Anna Eusebi and Raffaele Iacopini are researching their father’s and grandfather’s time as prisoners of war in the Gympie district from 1944-1945 and need the help of Gympie locals to fill in the missing details.
Anna’s nonno Fortunato Gobbi and Raffaele’s father Luigi Iacopini, together with Giovanni Meconi, all from the Ascoli Piceno province of Italy, began work on an Amamoor farm owned by J.J.Parr on 5th August 1944.
Anna says, “My nonno never talked much about this piece of his life after he returned to Italy and I would appreciate any help from people who can help me find out more. If possible, I would like to contact someone from the Parr family at Amamoor to know if someone remembers my nonno.”
Anna has shared photos from Fortunato’s time at Amamoor in the hope that someone might remember something. “We always knew that these photos held special memories for my nonno. But it wasn’t until I found the research project “Footprints of Italian Prisoners of War in Queensland” that I began to understand some of nonno’s story. The researcher, Joanne Tapiolas, told me the name of the farmer and where the farm was. She also told me that the photos show the Land Army Girls and the Italian prisoners of war who worked together on many farms during the war. One of the photos shows a truck loaded up with sacks of potatoes.”
Amamoor Farm Gympie 1944-1945
Luigi Iacopini on the left and Fortunato Gobbi centre front.
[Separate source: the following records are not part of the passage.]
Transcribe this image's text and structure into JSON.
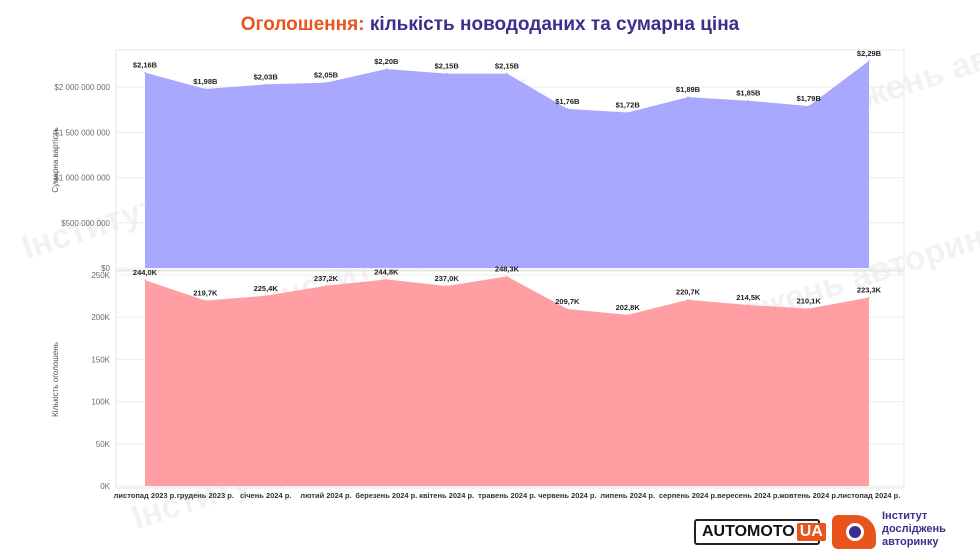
{
  "title": {
    "accent": "Оголошення:",
    "rest": " кількість новододаних та сумарна ціна"
  },
  "months": [
    "листопад 2023 р.",
    "грудень 2023 р.",
    "січень 2024 р.",
    "лютий 2024 р.",
    "березень 2024 р.",
    "квітень 2024 р.",
    "травень 2024 р.",
    "червень 2024 р.",
    "липень 2024 р.",
    "серпень 2024 р.",
    "вересень 2024 р.",
    "жовтень 2024 р.",
    "листопад 2024 р."
  ],
  "chart_data": [
    {
      "type": "area",
      "ylabel": "Сумарна вартість",
      "ylim": [
        0,
        2300000000
      ],
      "yticks": [
        0,
        500000000,
        1000000000,
        1500000000,
        2000000000
      ],
      "ytick_labels": [
        "$0",
        "$500 000 000",
        "$1 000 000 000",
        "$1 500 000 000",
        "$2 000 000 000"
      ],
      "values": [
        2160000000,
        1980000000,
        2030000000,
        2050000000,
        2200000000,
        2150000000,
        2150000000,
        1760000000,
        1720000000,
        1890000000,
        1850000000,
        1790000000,
        2290000000
      ],
      "data_labels": [
        "$2,16B",
        "$1,98B",
        "$2,03B",
        "$2,05B",
        "$2,20B",
        "$2,15B",
        "$2,15B",
        "$1,76B",
        "$1,72B",
        "$1,89B",
        "$1,85B",
        "$1,79B",
        "$2,29B"
      ],
      "color": "#a8a8ff"
    },
    {
      "type": "area",
      "ylabel": "Кількість оголошень",
      "ylim": [
        0,
        250000
      ],
      "yticks": [
        0,
        50000,
        100000,
        150000,
        200000,
        250000
      ],
      "ytick_labels": [
        "0K",
        "50K",
        "100K",
        "150K",
        "200K",
        "250K"
      ],
      "values": [
        244000,
        219700,
        225400,
        237200,
        244800,
        237000,
        248300,
        209700,
        202800,
        220700,
        214500,
        210100,
        223300
      ],
      "data_labels": [
        "244,0K",
        "219,7K",
        "225,4K",
        "237,2K",
        "244,8K",
        "237,0K",
        "248,3K",
        "209,7K",
        "202,8K",
        "220,7K",
        "214,5K",
        "210,1K",
        "223,3K"
      ],
      "color": "#ff9fa4"
    }
  ],
  "logos": {
    "automoto": {
      "main": "AUTOMOTO",
      "suffix": "UA"
    },
    "institute": {
      "line1": "Інститут",
      "line2": "досліджень",
      "line3": "авторинку"
    }
  },
  "watermark": "Інститут досліджень авторинку"
}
Raffaele Iacopini is hoping that Gympie residents might recognise the people in one of his father’s photos. Raffaele believes that the photo was sent to his father Luigi after the war and must be from someone that he knew. Possibly it was sent to Raffaele after he left a Gympie farm but was still in Australia.
The sender wrote on the back of the photo, You know who this is? Miss …cia and me, horses and fruit. “I hope that someone recognises the people in this photo and can tell me something more about my father when he worked in Amamoor and the people he met,” says Raffaele.